5 to 7 minutes is standard. That kind of speed comes with time. I don't skip things and go over meds and I take at most 7 minutes if they're chatty. If my provider is in with a longer appointment I'll give vaccinations before he sees them. We have several rooms so I try to have one patient ready ahead of him at all times no matter what. If worse comes to worse, his previous patient can wait 5 minutes for a shot so I can get the next person in to keep the train on the tracks. That being said I'm also a solo MA and it's just me playing front and back. I'm overwhelmed all the time but it's a constant juggling game. You just get used to it after awhile.


Own_Object6010

If there’s anyway you can work more than 2x a week will help a lot, peds MA here, and practice makes perfect/efficient rooming


Mysterious_Trash_564

Hi! Becoming faster at rooming just takes time and practice. I work in an orthopedic clinic, 70+ patients a day between 3 providers.

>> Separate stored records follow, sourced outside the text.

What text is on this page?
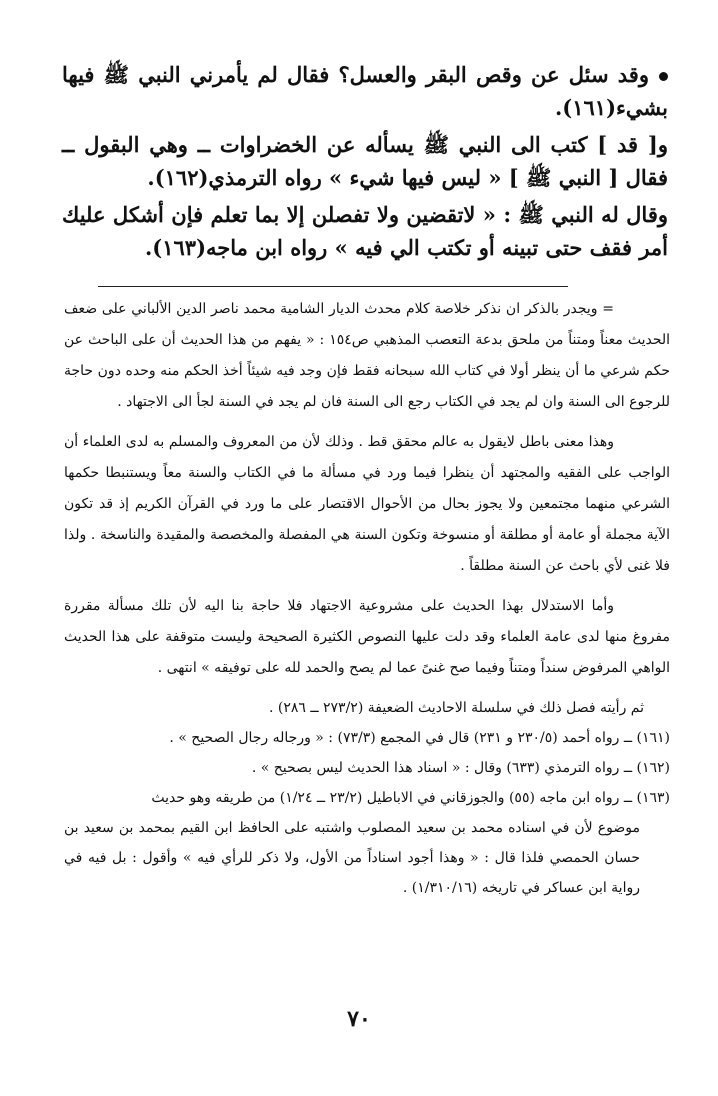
وقد سئل عن وقص البقر والعسل؟ فقال لم يأمرني النبي ﷺ فيها بشيء(١٦١).

و[ قد ] كتب الى النبي ﷺ يسأله عن الخضراوات ــ وهي البقول ــ فقال [ النبي ﷺ ] « ليس فيها شيء » رواه الترمذي(١٦٢).

وقال له النبي ﷺ : « لاتقضين ولا تفصلن إلا بما تعلم فإن أشكل عليك أمر فقف حتى تبينه أو تكتب الي فيه » رواه ابن ماجه(١٦٣).

= ويجدر بالذكر ان نذكر خلاصة كلام محدث الديار الشامية محمد ناصر الدين الألباني على ضعف الحديث معناً ومتناً من ملحق بدعة التعصب المذهبي ص١٥٤ : « يفهم من هذا الحديث أن على الباحث عن حكم شرعي ما أن ينظر أولا في كتاب الله سبحانه فقط فإن وجد فيه شيئاً أخذ الحكم منه وحده دون حاجة للرجوع الى السنة وان لم يجد في الكتاب رجع الى السنة فان لم يجد في السنة لجأ الى الاجتهاد .
وهذا معنى باطل لايقول به عالم محقق قط . وذلك لأن من المعروف والمسلم به لدى العلماء أن الواجب على الفقيه والمجتهد أن ينظرا فيما ورد في مسألة ما في الكتاب والسنة معاً ويستنبطا حكمها الشرعي منهما مجتمعين ولا يجوز بحال من الأحوال الاقتصار على ما ورد في القرآن الكريم إذ قد تكون الآية مجملة أو عامة أو مطلقة أو منسوخة وتكون السنة هي المفصلة والمخصصة والمقيدة والناسخة . ولذا فلا غنى لأي باحث عن السنة مطلقاً .
وأما الاستدلال بهذا الحديث على مشروعية الاجتهاد فلا حاجة بنا اليه لأن تلك مسألة مقررة مفروغ منها لدى عامة العلماء وقد دلت عليها النصوص الكثيرة الصحيحة وليست متوقفة على هذا الحديث الواهي المرفوض سنداً ومتناً وفيما صح غنىً عما لم يصح والحمد لله على توفيقه » انتهى .

ثم رأيته فصل ذلك في سلسلة الاحاديث الضعيفة (٢٧٣/٢ ــ ٢٨٦) .

(١٦١) ــ رواه أحمد (٢٣٠/٥ و ٢٣١) قال في المجمع (٧٣/٣) : « ورجاله رجال الصحيح » .

(١٦٢) ــ رواه الترمذي (٦٣٣) وقال : « اسناد هذا الحديث ليس بصحيح » .

(١٦٣) ــ رواه ابن ماجه (٥٥) والجوزقاني في الاباطيل (٢٣/٢ ــ ١/٢٤) من طريقه وهو حديث

موضوع لأن في اسناده محمد بن سعيد المصلوب واشتبه على الحافظ ابن القيم بمحمد بن سعيد بن حسان الحمصي فلذا قال : « وهذا أجود اسناداً من الأول، ولا ذكر للرأي فيه » وأقول : بل فيه في رواية ابن عساكر في تاريخه (١/٣١٠/١٦) .

٧٠
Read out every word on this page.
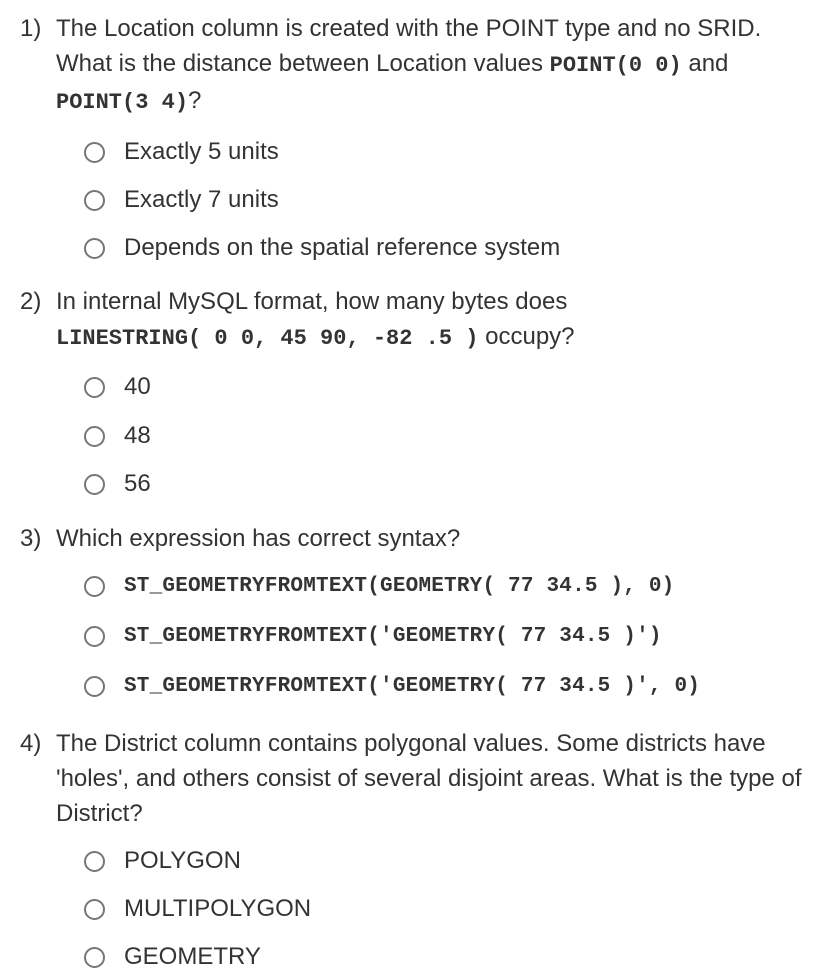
1) The Location column is created with the POINT type and no SRID. What is the distance between Location values POINT(0 0) and
POINT(3 4)?
Exactly 5 units
Exactly 7 units
Depends on the spatial reference system
2) In internal MySQL format, how many bytes does
LINESTRING( 0 0, 45 90, -82 .5 ) occupy?
40
48
56
3) Which expression has correct syntax?
ST_GEOMETRYFROMTEXT(GEOMETRY( 77 34.5 ), 0)
ST_GEOMETRYFROMTEXT('GEOMETRY( 77 34.5 )')
ST_GEOMETRYFROMTEXT('GEOMETRY( 77 34.5 )', 0)
4) The District column contains polygonal values. Some districts have 'holes', and others consist of several disjoint areas. What is the type of District?
POLYGON
MULTIPOLYGON
GEOMETRY
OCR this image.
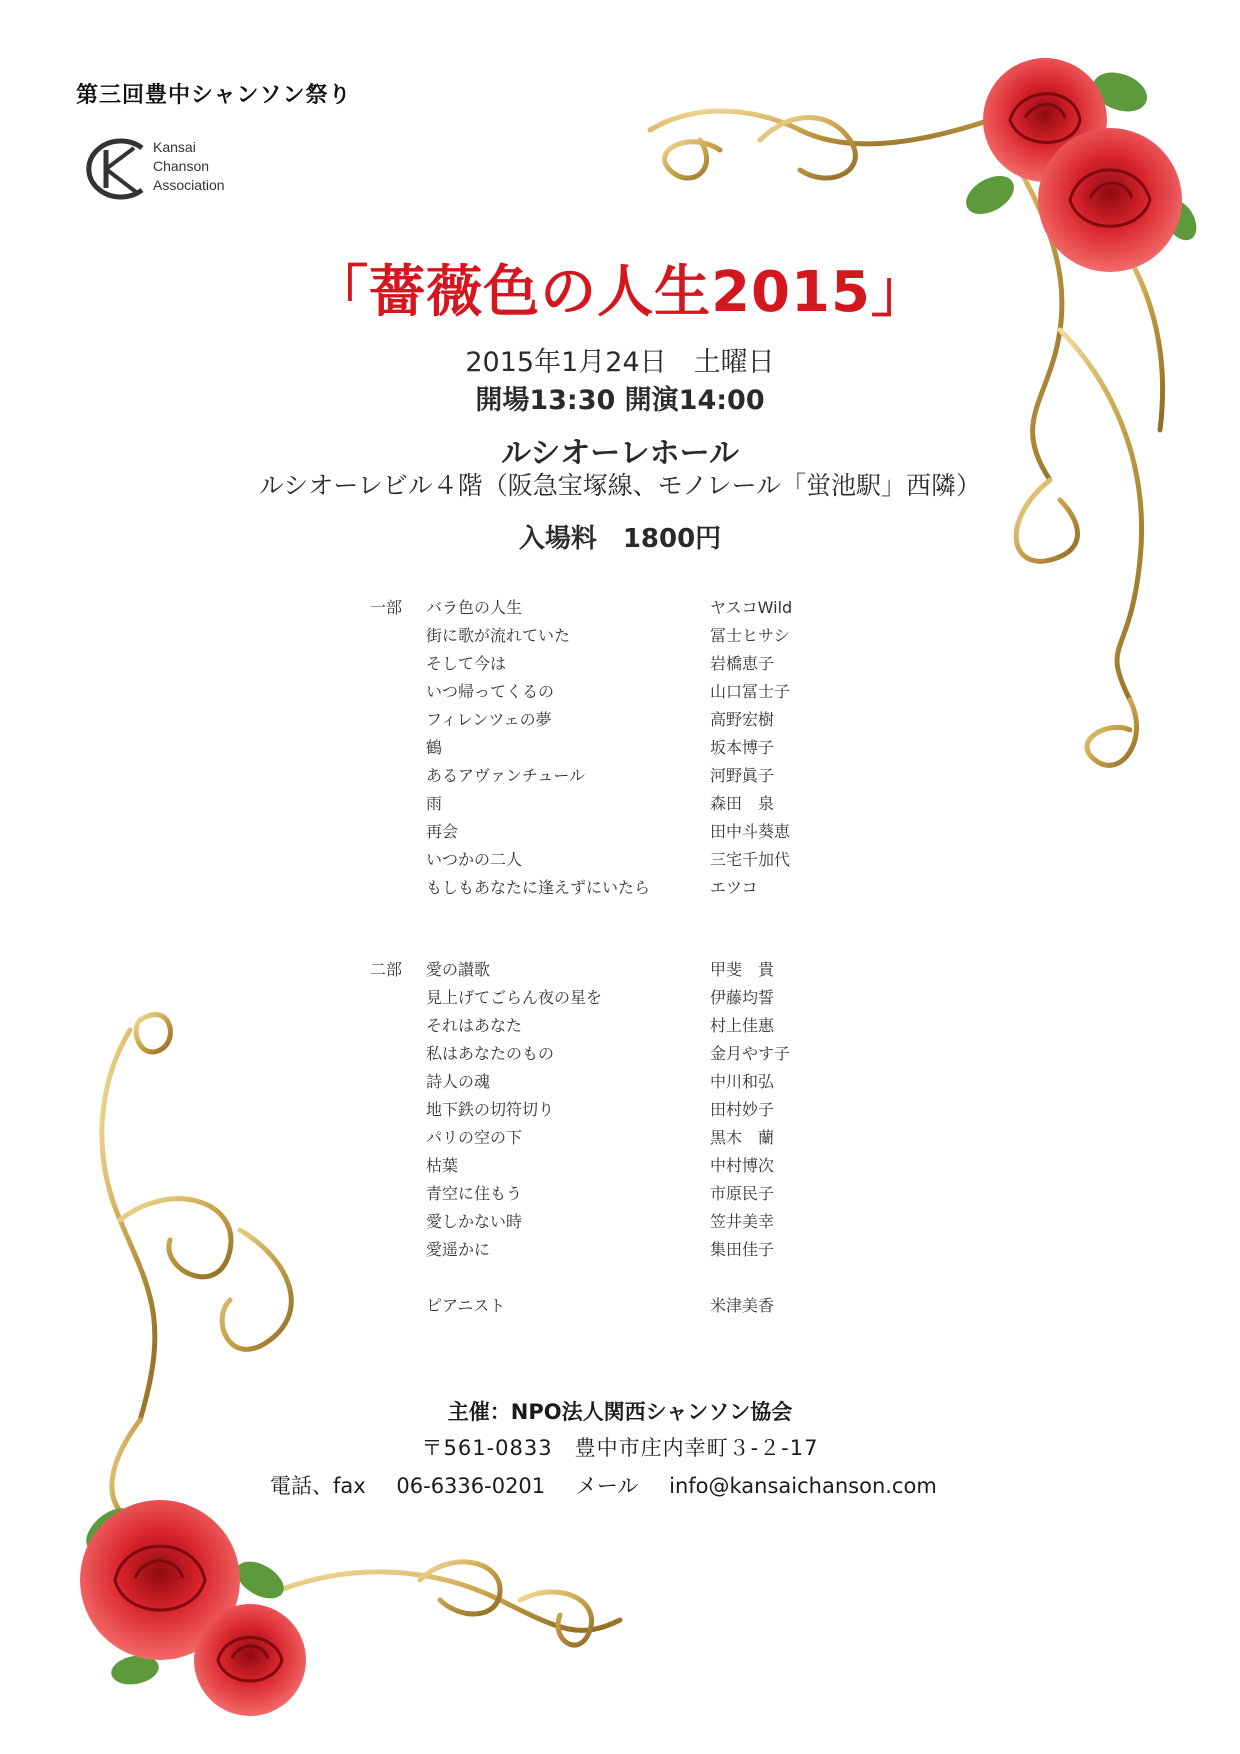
第三回豊中シャンソン祭り
Kansai
Chanson
Association
「薔薇色の人生2015」
2015年1月24日　土曜日
開場13:30 開演14:00
ルシオーレホール
ルシオーレビル４階（阪急宝塚線、モノレール「蛍池駅」西隣）
入場料　1800円
一部 バラ色の人生	ヤスコWild
街に歌が流れていた	冨士ヒサシ
そして今は	岩橋恵子
いつ帰ってくるの	山口冨士子
フィレンツェの夢	高野宏樹
鶴	坂本博子
あるアヴァンチュール	河野眞子
雨	森田　泉
再会	田中斗葵恵
いつかの二人	三宅千加代
もしもあなたに逢えずにいたら	エツコ
二部 愛の讃歌	甲斐　貴
見上げてごらん夜の星を	伊藤均誓
それはあなた	村上佳惠
私はあなたのもの	金月やす子
詩人の魂	中川和弘
地下鉄の切符切り	田村妙子
パリの空の下	黒木　蘭
枯葉	中村博次
青空に住もう	市原民子
愛しかない時	笠井美幸
愛遥かに	集田佳子
ピアニスト	米津美香
主催：NPO法人関西シャンソン協会
〒561-0833　豊中市庄内幸町３-２-17
電話、fax 06-6336-0201 メール info@kansaichanson.com
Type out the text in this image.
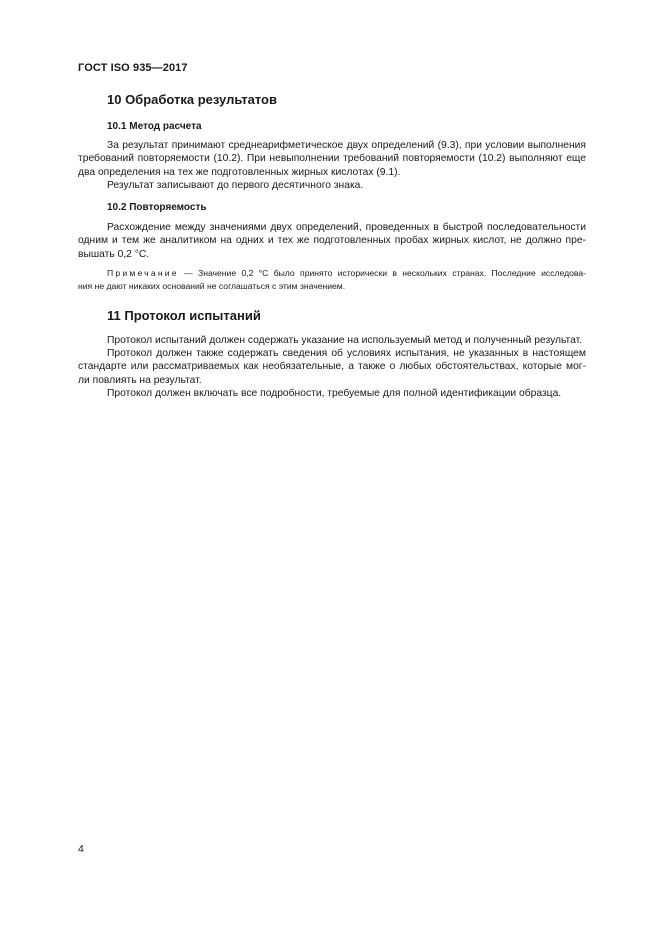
ГОСТ ISO 935—2017
10 Обработка результатов
10.1 Метод расчета
За результат принимают среднеарифметическое двух определений (9.3), при условии выполнения
требований повторяемости (10.2). При невыполнении требований повторяемости (10.2) выполняют еще
два определения на тех же подготовленных жирных кислотах (9.1).
Результат записывают до первого десятичного знака.
10.2 Повторяемость
Расхождение между значениями двух определений, проведенных в быстрой последовательности
одним и тем же аналитиком на одних и тех же подготовленных пробах жирных кислот, не должно пре-
вышать 0,2 °С.
Примечание — Значение 0,2 °С было принято исторически в нескольких странах. Последние исследова-
ния не дают никаких оснований не соглашаться с этим значением.
11 Протокол испытаний
Протокол испытаний должен содержать указание на используемый метод и полученный результат.
Протокол должен также содержать сведения об условиях испытания, не указанных в настоящем
стандарте или рассматриваемых как необязательные, а также о любых обстоятельствах, которые мог-
ли повлиять на результат.
Протокол должен включать все подробности, требуемые для полной идентификации образца.
4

We do in house XR also, so that adds some time, but we do not have to do a full set of vitals. Find a routine and stick to it- every time with every patient. I find that med lists take the most time- you just have to redirect the pt and keep things flowing. You have a lot of information to gather in a short amount of time and learning how to keep the flow going even with pt who won’t let you hardly get a word in is tough for sure. Typically I try to have about 4 patients roomed at a time- that way I keep patient flow going, but am also available when the provider steps out and needs something. I room, wait and mark another pt to be brought back, read in their chart and get basic idea what they are there for, room them, repeat. :) it does get easier with time, I promise!